Excel

Copper Contributor

Our online ticketing service downloads reports in Excel but Excel is changing the seating numbers to dates. For example Table 4 Seat 1 become 1 April. How do I prevent that?

5 Replies

@GregRTicketMan How are you downloading/importing? Important to indicate that the seating part of the data should be treated as text. Otherwise, Excel will try to be smart by assuming that you are importing dates, provided that it can create a date from that text string. This is, depending on your local system settings,  4-1 or 4/1 may become April 1 (US style) or 1 January (European style). But 14-3 or 14/3 will remain 14-3 (or 14/3) in text on a US system, but it will change to 14 March on a European system. Being on a European style date system myself, I played around with this a bit. When I import 3/14 it becomes 1 March 2014.

 

If you are importing with PowerQuery you need to check the Data Type step(s). If you use the legacy Text import option (or Text to columns), make sure to set the table seating column to type Text.

@GregRTicketMan Hi. Three approches for different situations;

With following lines in a text file

4-222
4-223
4-1
4-02
4-34

1. Opening it with Excel you could format the data as Text in step three

bosinander_0-1633668434514.png

The cell contains text

bosinander_2-1633668554230.png

 

2. If you have already imported the data and it is enough that it looks correct, you could change the format from default

bosinander_3-1633668760587.png

 

to type: M-D

bosinander_4-1633668835089.png

to get the wanted look even though Excel has interpreted the data as a date.

bosinander_5-1633668910978.png

Finally, align the column to left

bosinander_6-1633668991651.png

3. You may also use a helper column;

=TEXT(@A:A;"M-D") 

@Riny_van_EekelenThank you very much for the advice.
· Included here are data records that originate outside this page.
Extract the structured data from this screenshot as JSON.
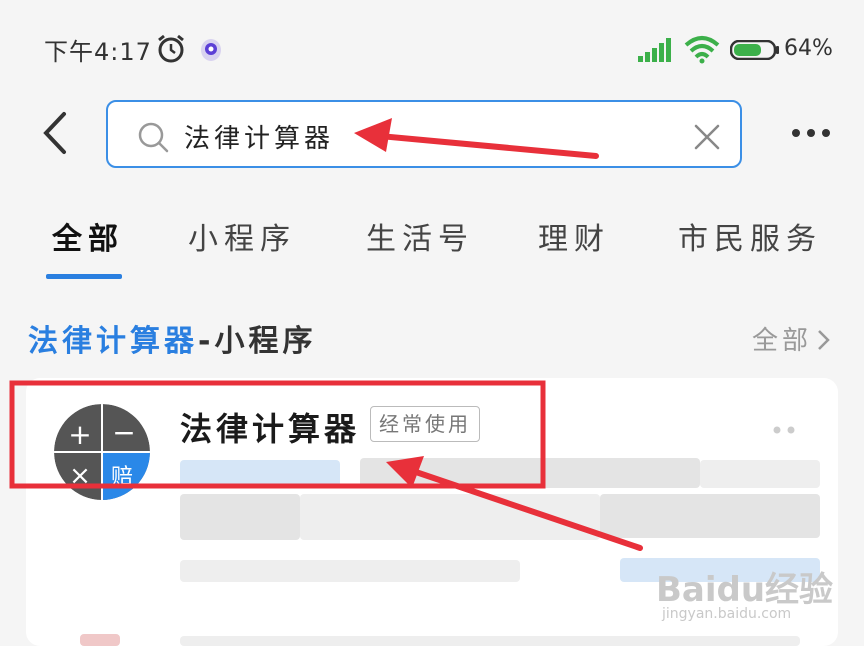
{
  "status_bar": {
    "time": "下午4:17",
    "battery": "64%",
    "icons": [
      "alarm-icon",
      "app-icon",
      "signal-icon",
      "wifi-icon",
      "battery-icon"
    ]
  },
  "search": {
    "query": "法律计算器",
    "icons": [
      "back-icon",
      "search-icon",
      "clear-icon",
      "more-icon"
    ]
  },
  "tabs": [
    {
      "label": "全部",
      "active": true
    },
    {
      "label": "小程序",
      "active": false
    },
    {
      "label": "生活号",
      "active": false
    },
    {
      "label": "理财",
      "active": false
    },
    {
      "label": "市民服务",
      "active": false
    }
  ],
  "section": {
    "highlight": "法律计算器",
    "rest": "-小程序",
    "more_label": "全部"
  },
  "result": {
    "title": "法律计算器",
    "badge": "经常使用",
    "avatar_glyphs": [
      "+",
      "−",
      "×",
      "赔"
    ]
  },
  "watermark": {
    "brand": "Baidu经验",
    "url": "jingyan.baidu.com"
  },
  "colors": {
    "accent": "#2a7fe0",
    "search_border": "#3b8fe6",
    "annotation": "#e8303a",
    "avatar_dark": "#555555",
    "avatar_blue": "#2a88e8"
  }
}
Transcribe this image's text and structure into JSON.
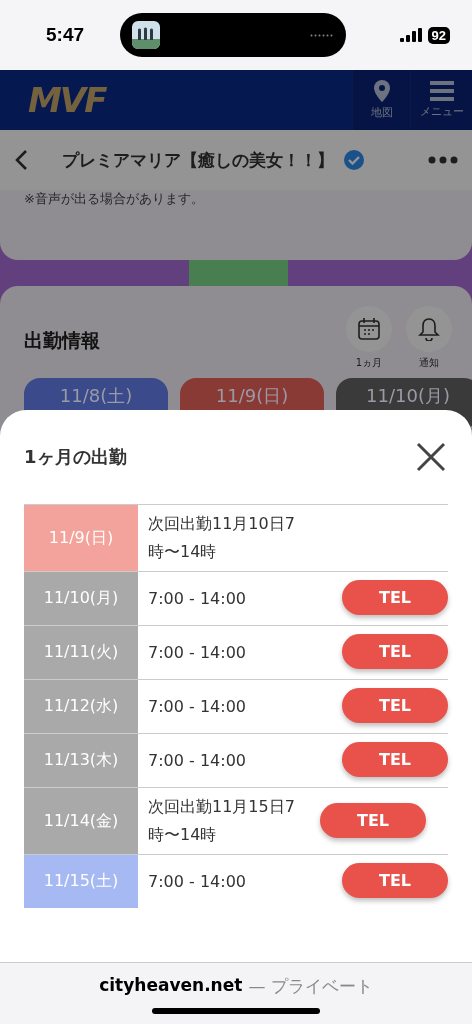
{
  "status_bar": {
    "time": "5:47",
    "battery": "92"
  },
  "site_header": {
    "logo": "MVF",
    "map_label": "地図",
    "menu_label": "メニュー"
  },
  "page": {
    "title": "プレミアマリア【癒しの美女！！】",
    "notice": "※音声が出る場合があります。",
    "section_title": "出勤情報",
    "month_label": "1ヵ月",
    "notify_label": "通知",
    "date_chips": [
      {
        "label": "11/8(土)",
        "color": "#3a4a8a"
      },
      {
        "label": "11/9(日)",
        "color": "#8a3a35"
      },
      {
        "label": "11/10(月)",
        "color": "#3a3a3a"
      }
    ]
  },
  "sheet": {
    "title": "1ヶ月の出勤",
    "rows": [
      {
        "date": "11/9(日)",
        "color": "#f4a29c",
        "text": "次回出勤11月10日7時〜14時"
      },
      {
        "date": "11/10(月)",
        "color": "#a9a9a9",
        "text": "7:00 - 14:00",
        "tel": "TEL"
      },
      {
        "date": "11/11(火)",
        "color": "#a9a9a9",
        "text": "7:00 - 14:00",
        "tel": "TEL"
      },
      {
        "date": "11/12(水)",
        "color": "#a9a9a9",
        "text": "7:00 - 14:00",
        "tel": "TEL"
      },
      {
        "date": "11/13(木)",
        "color": "#a9a9a9",
        "text": "7:00 - 14:00",
        "tel": "TEL"
      },
      {
        "date": "11/14(金)",
        "color": "#a9a9a9",
        "text": "次回出勤11月15日7時〜14時",
        "tel": "TEL"
      },
      {
        "date": "11/15(土)",
        "color": "#a6b9f2",
        "text": "7:00 - 14:00",
        "tel": "TEL"
      }
    ]
  },
  "browser_bar": {
    "domain": "cityheaven.net",
    "suffix": "— プライベート"
  }
}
I appreciate it.

This was helpful and I used your advice to make it easier to change the format from a date to what I needed which was a table # and a seat #. I wish there was some way to override Excel so it didn't assume it knew what I wanted in those cells and would just accept what I put in.
Yes, in some cases, it looks like a neat possibility to disable default format assumptions.
I've been there before and thus just had to recall.